RAMALLAH (West Bank)—A Mideast peace agreement will require “painful concessions” by Israelis and Palestinians who must work together to defeat those “committed to violence,” Vice President Dick Cheney said Sunday. After meeting with Palestinian President Mahmoud Abbas, Cheney stressed the U.S. commitment to the creation of an independent Palestinian state, saying it was “long overdue.”
“Achieving that vision will require tremendous effort at the negotiating table and painful concessions on both sides,” said Cheney, whose stop in Ramallah came just two months after President Bush’s trip to the West Bank. “It also will require a determination to keep those who are committed to violence and who refuse to accept the basic right of the other side to exist,” Cheney said.

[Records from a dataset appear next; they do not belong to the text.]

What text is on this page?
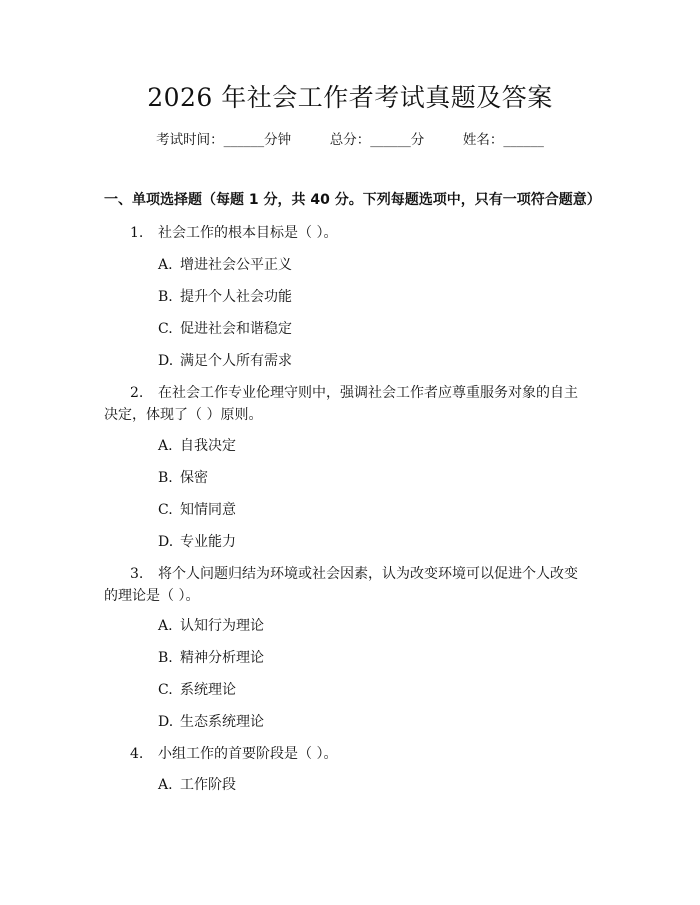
2026 年社会工作者考试真题及答案
考试时间：______分钟	总分：______分	姓名：______
一、单项选择题（每题 1 分，共 40 分。下列每题选项中，只有一项符合题意）
1. 社会工作的根本目标是（ ）。
A. 增进社会公平正义
B. 提升个人社会功能
C. 促进社会和谐稳定
D. 满足个人所有需求
2. 在社会工作专业伦理守则中，强调社会工作者应尊重服务对象的自主决定，体现了（ ）原则。
A. 自我决定
B. 保密
C. 知情同意
D. 专业能力
3. 将个人问题归结为环境或社会因素，认为改变环境可以促进个人改变的理论是（ ）。
A. 认知行为理论
B. 精神分析理论
C. 系统理论
D. 生态系统理论
4. 小组工作的首要阶段是（ ）。
A. 工作阶段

Abbas, a moderate, controls the West Bank and is battling Hamas militants who have taken charge of the Gaza Strip from Abbas-allied forces and have bombarded southern Israel with rockets. “Terror and violence do not merely kill innocent civilians, they also kill the legitimate hopes and aspirations of the Palestinian people,” Cheney said.
In their meeting, Abbas asked Cheney to help stop Israeli settlement expansion and military operations targeting militants, said Saeb Erekat, an Abbas aide. Speaking at the news conference, Abbas thanked Cheney for U.S. support. But he also lashed out at Israel’s settlements and checkpoints, and called for an end to Israeli military operations.
“Peace and security can’t be achieved through settlement expansion and building barriers,” he said. To reach peace, Abbas said, “what is required is will, courage and strong support from the international community, especially the U.S.”
In his remarks, Cheney said, “A negotiated end to the Israeli-Palestinian conflict — one that addresses the legitimate national claims of both people — will have limitless value. Years of mistrust ad violence have achieved nothing, and the extremists who have stood in the way of a settlement have only caused further grief and suffering to the Palestinian and Israeli people.”
“No one,” he said, “deserves to go through live in a climate of fear of deprivation. ... That should not be and must not be the direction of events in this region.” Before the session, aides to Abbas said Abbas would tell Cheney there had been little progress in peace talks since the Palestinian leader and Israeli Prime Minister Ehud Olmert agreed to a resumption at a November conference hosted by President Bush in Maryland.
Cheney said “the future belongs to the advocates of peace and reconciliation.” He cited Bush as saying that “the establishment of the state of Palestinian is long overdue.”